A magnifying glass zooms in on the website for CBAK Energy Technology (CBAT)
Source: Pavel Kapysh / Shutterstock.com

CBAK Energy (NASDAQ:CBAT) is one of the most grossly underappreciated EV stocks — period. The Chinese firm manufactures lithium-ion batteries and battery components and is absolutely worth considering at current prices, which stand at $1.20. CBAT shares only have analyst coverage from a single firm. However, shares are rated at $10 by that analyst, making it very interesting.

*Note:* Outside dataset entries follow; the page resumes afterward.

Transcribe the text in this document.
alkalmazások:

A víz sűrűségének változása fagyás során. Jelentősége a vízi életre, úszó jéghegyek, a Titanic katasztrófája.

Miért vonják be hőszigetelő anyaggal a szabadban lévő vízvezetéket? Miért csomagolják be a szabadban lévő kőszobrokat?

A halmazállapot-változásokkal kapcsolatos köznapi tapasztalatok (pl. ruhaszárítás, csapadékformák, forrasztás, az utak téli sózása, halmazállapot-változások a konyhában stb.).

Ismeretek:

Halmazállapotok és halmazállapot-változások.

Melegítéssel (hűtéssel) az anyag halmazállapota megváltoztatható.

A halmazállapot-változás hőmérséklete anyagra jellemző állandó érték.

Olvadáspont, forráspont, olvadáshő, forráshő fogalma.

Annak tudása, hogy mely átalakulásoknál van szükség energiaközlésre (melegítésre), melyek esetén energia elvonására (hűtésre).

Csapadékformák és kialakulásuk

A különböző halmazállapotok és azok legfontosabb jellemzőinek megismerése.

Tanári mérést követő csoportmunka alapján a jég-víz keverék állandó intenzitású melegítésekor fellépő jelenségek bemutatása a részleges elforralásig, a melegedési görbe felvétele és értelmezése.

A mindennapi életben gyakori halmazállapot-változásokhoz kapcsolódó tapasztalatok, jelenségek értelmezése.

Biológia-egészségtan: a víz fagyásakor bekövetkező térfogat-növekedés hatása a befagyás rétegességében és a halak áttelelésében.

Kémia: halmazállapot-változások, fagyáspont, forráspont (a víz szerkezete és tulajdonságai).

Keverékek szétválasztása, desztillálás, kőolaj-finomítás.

The reason CBAK Energy is so affordable is a consequence of fluctuating fundamentals. The company’s revenues decreased to $42.4 million from $80.2 million during the first quarter year over year (YOY). In Q1, the firm suffered a $1.38 million net loss, compared to a $680k net loss during the same period a year earlier. The overall trajectory is concerning. However, there are bright spots to consider. The firm’s battery sales increased by 97.1% during the first quarter YOY. Further, CBAK Energy competes in a Chinese market that has adopted EVs wholesale. Those pieces of evidence suggest that CBAT stock can fulfill its promise by affecting a quick turnaround.

CBAT stock offers upside based on the notion that its decline is temporary. The firm increased its battery revenues across several categories in Q1. Investors willing to gamble on that narrative will find that CBAT offers a very attractive entry point at current prices.

Lithium Americas (LAC)

smartphone with logo of Canadian company Lithium Americas Corp on screen
Source: Wirestock Creators / Shutterstock.com

Lithium Americas (NYSE:LAC) looks set to potentially become a once-in-a-generation type of opportunity for investors. It’s a lithium stock representing a firm that owns the rights to one of the largest lithium deposits in the world at Thacker Pass in Nevada.

The company plans to separate the current firm into distinct entities with LAC shares representing ownership in the Thacker Pass site. It’s the largest lithium mine in the United States and has an estimated life of 40+ years.

Its size and location within the U.S. make it a strategic asset in a global battle for EV dominance. Lithium, like many other commodities, will play a role in geopolitically charged competition for EV market share. It clearly indicates that LAC shares have massive potential to multiply in value moving forward. The company believes in Thacker Pass so much that it will separate the business into a distinct entity. That will happen late this year, and investors who buy in now will be in the best position.

On the date of publication, Alex Sirois did not hold (either directly or indirectly) any positions in the securities mentioned in this article. The opinions expressed in this article are those of the writer, subject to the InvestorPlace.com Publishing Guidelines.